Um pequeno ponto azul

A Terra é, até hoje, o único mundo capaz de conter e criar vida. E olhando em redor não há qualquer outro lar, qualquer outra terra, para onde a nossa espécie possa olhar, estender os braços e migrar à procura de outra vida que não esta

Foto
Scott Kelly/NASA/Reuters

Numa altura em que, em Portugal, Direita e Esquerda se envolvem numa luta facínora, cruel, sem quartel nem prisioneiros mas apenas sangue e calva, muito calva bebido do crânio dos vencidos, não posso deixar de ouvir, mais uma vez, e desta feita tomar a liberdade de traduzir, o eterno discurso de Carl Sagan, proferido em Mil Novecentos e Noventa e Quatro a partir de uma curiosa, e única, fotografia da Terra tirada pela sonda Voyager 1 a mais de seis mil e quatrocentos milhões de quilómetros de distância: “Estando tão longe de tudo e de nós a Terra pode não parecer nada de especial, apenas um pequeno ponto azul perdido no espaço.

No entanto, basta-nos olhar com um pouco mais de atenção para perceber o contrário: este pequeno ponto azul somos nós, aqui e neste momento, é a nossa casa, o nosso lar, a nossa própria, única e singular, Terra.
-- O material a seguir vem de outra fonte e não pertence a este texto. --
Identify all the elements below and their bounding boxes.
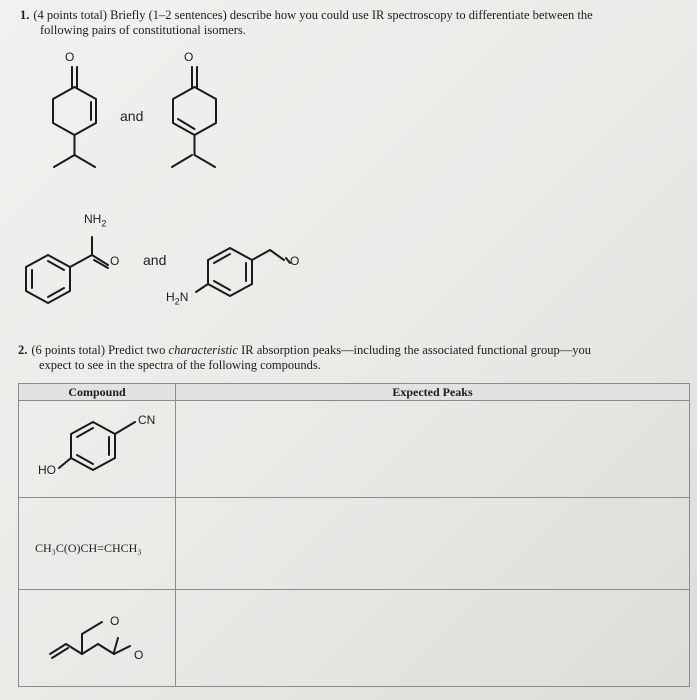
question-2-line2: expect to see in the spectra of the following compounds. (39, 358, 321, 372)
compound-2-formula: CH₃C(O)CH=CHCH₃ (35, 541, 142, 555)
expected-peaks-cell[interactable] (176, 401, 690, 498)
isomer-2b-structure (190, 228, 300, 308)
carbonyl-o-label: O (184, 50, 194, 64)
aldehyde-o-label: O (110, 254, 120, 268)
question-number: 2. (18, 343, 28, 357)
isomer-1b-structure (160, 55, 240, 185)
carbonyl-o-label: O (134, 648, 144, 662)
expected-peaks-cell[interactable] (176, 590, 690, 687)
aniline-label: $H_2N$ (166, 290, 189, 307)
aldehyde-o-label: O (290, 254, 300, 268)
amine-label: $NH_2$ (84, 212, 107, 229)
expected-peaks-cell[interactable] (176, 498, 690, 590)
isomer-2a-structure (20, 225, 140, 305)
question-number: 1. (20, 8, 30, 22)
and-label-2: and (143, 252, 167, 268)
hydroxyl-label: HO (38, 463, 56, 477)
carbonyl-o-label: O (65, 50, 75, 64)
question-1-line2: following pairs of constitutional isomers. (40, 23, 246, 37)
question-1-line1: (4 points total) Briefly (1–2 sentences) describe how you could use IR spectroscopy to differentiate between the (33, 8, 593, 22)
and-label-1: and (120, 108, 144, 124)
nitrile-label: CN (138, 413, 156, 427)
question-1-text (20, 8, 593, 38)
header-compound: Compound (19, 384, 176, 401)
isomer-1a-structure (40, 55, 120, 185)
header-expected-peaks: Expected Peaks (176, 384, 690, 401)
question-2-text: 2. (6 points total) Predict two characteristic IR absorption peaks—including the associated functional group—you expect to see in the spectra of the following compounds. (18, 343, 592, 372)
carbonyl-o-label: O (110, 614, 120, 628)
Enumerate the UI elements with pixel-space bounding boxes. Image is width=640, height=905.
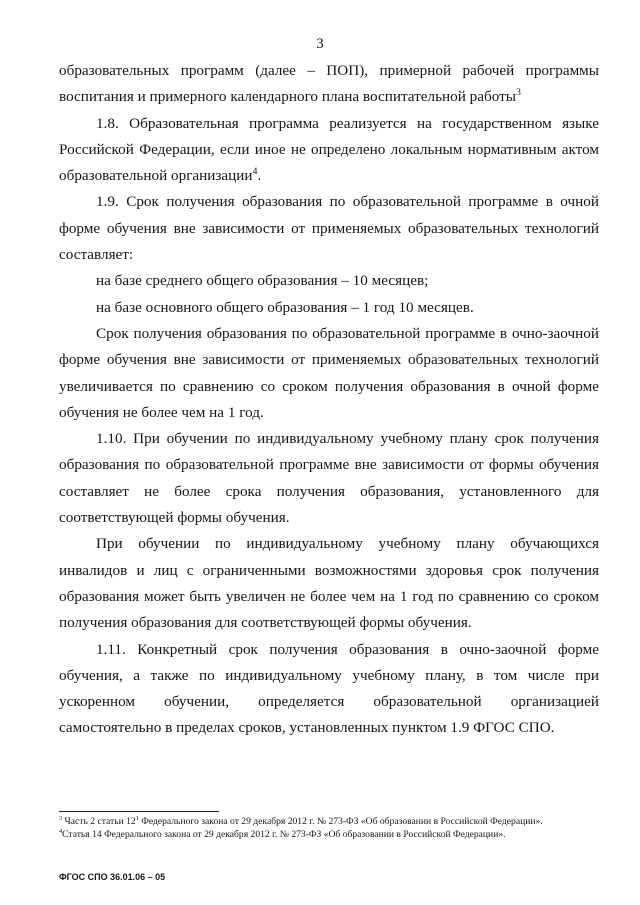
- footnote-text: Статья 14 Федерального закона от 29 декабря 2012 г. № 273-ФЗ «Об образовании в Российской Федерации».: [62, 829, 506, 840]
- paragraph-basic-basis: [59, 295, 599, 321]
- footer-document-code: ФГОС СПО 36.01.06 – 05: [59, 872, 166, 882]
- paragraph-tail: .: [257, 167, 262, 185]
- paragraph-text: При обучении по индивидуальному учебному плану обучающихся инвалидов и лиц с ограниченными возможностями здоровья срок получения образования может быть увеличен не более чем на 1 год по сравнению со сроком получения образования для соответствующей формы обучения.: [59, 535, 599, 632]
- paragraph-secondary-basis: [59, 268, 599, 294]
- footnote-divider: [59, 811, 219, 812]
- footnote-ref-4: 4: [252, 166, 258, 178]
- paragraph-1-9: [59, 189, 599, 268]
- paragraph-1-8: [59, 111, 599, 190]
- footnote-4: [59, 828, 604, 841]
- footnote-text: Федерального закона от 29 декабря 2012 г. № 273-ФЗ «Об образовании в Российской Федерации».: [141, 816, 543, 827]
- paragraph-part-time-term: [59, 321, 599, 426]
- paragraph-text: образовательных программ (далее – ПОП), примерной рабочей программы воспитания и примерного календарного плана воспитательной работы: [59, 62, 599, 106]
- paragraph-text: на базе среднего общего образования – 10 месяцев;: [96, 272, 429, 290]
- footnote-ref-3: 3: [515, 87, 521, 99]
- paragraph-1-10: [59, 426, 599, 531]
- paragraph-1-11: [59, 637, 599, 742]
- footnote-3: [59, 815, 604, 828]
- footnotes: [59, 811, 604, 841]
- document-body: [59, 58, 599, 742]
- footnote-superscript: 1: [135, 814, 139, 822]
- paragraph-pop-continuation: [59, 58, 599, 111]
- paragraph-text: 1.8. Образовательная программа реализуется на государственном языке Российской Федерации, если иное не определено локальным нормативным актом образовательной организации: [59, 114, 599, 185]
- paragraph-text: Срок получения образования по образовательной программе в очно-заочной форме обучения вне зависимости от применяемых образовательных технологий увеличивается по сравнению со сроком получения образования в очной форме обучения не более чем на 1 год.: [59, 324, 599, 421]
- paragraph-text: 1.10. При обучении по индивидуальному учебному плану срок получения образования по образовательной программе вне зависимости от формы обучения составляет не более срока получения образования, установленного для соответствующей формы обучения.: [59, 430, 599, 527]
- footnote-mark: 3: [59, 814, 63, 822]
- paragraph-text: 1.11. Конкретный срок получения образования в очно-заочной форме обучения, а также по индивидуальному учебному плану, в том числе при ускоренном обучении, определяется образовательной организацией самостоятельно в пределах сроков, установленных пунктом 1.9 ФГОС СПО.: [59, 640, 599, 737]
- footnote-text: Часть 2 статьи 12: [64, 816, 136, 827]
- footnote-mark: 4: [59, 827, 63, 835]
- paragraph-text: на базе основного общего образования – 1 год 10 месяцев.: [96, 298, 474, 316]
- page-number: 3: [316, 36, 324, 52]
- paragraph-disabled-students: [59, 531, 599, 636]
- paragraph-text: 1.9. Срок получения образования по образовательной программе в очной форме обучения вне зависимости от применяемых образовательных технологий составляет:: [59, 193, 599, 264]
Aqui viveram todos quantos tivemos a sorte de conhecer, todos a quantos tivemos a sorte de amar, todos as pessoas de quem ouvimos falar e todos os homens e mulheres que alguma vez existiram.

Aqui, neste pequeno ponto azul, encontrámos toda a nossa felicidade e sofremos todo o nosso sofrimento nas milhares de religiões, crenças, ideologias e doutrinas. E aqui todos os caçadores e todas as presas, todos os heróis que lutaram mais os cobardes que fugiram, todos quantos ergueram civilizações inteiras mais os que as arrasaram, todos os Reis e servos, todos os casais apaixonados e de mão dada, todas as mães e todos os pais (ainda a olhar para nós), todas as crianças e a esperança num futuro, todos os inventores e descobridores, todos os moralistas e políticos corruptos, todas as estrelas no firmamento, todos os ditadores, todos os santos e todos os que um dia pecaram em nome da nossa espécie, viveram e morreram as suas vidas, num grão de pó perdido algures no espaço e suspenso na ponta de um raio de Sol.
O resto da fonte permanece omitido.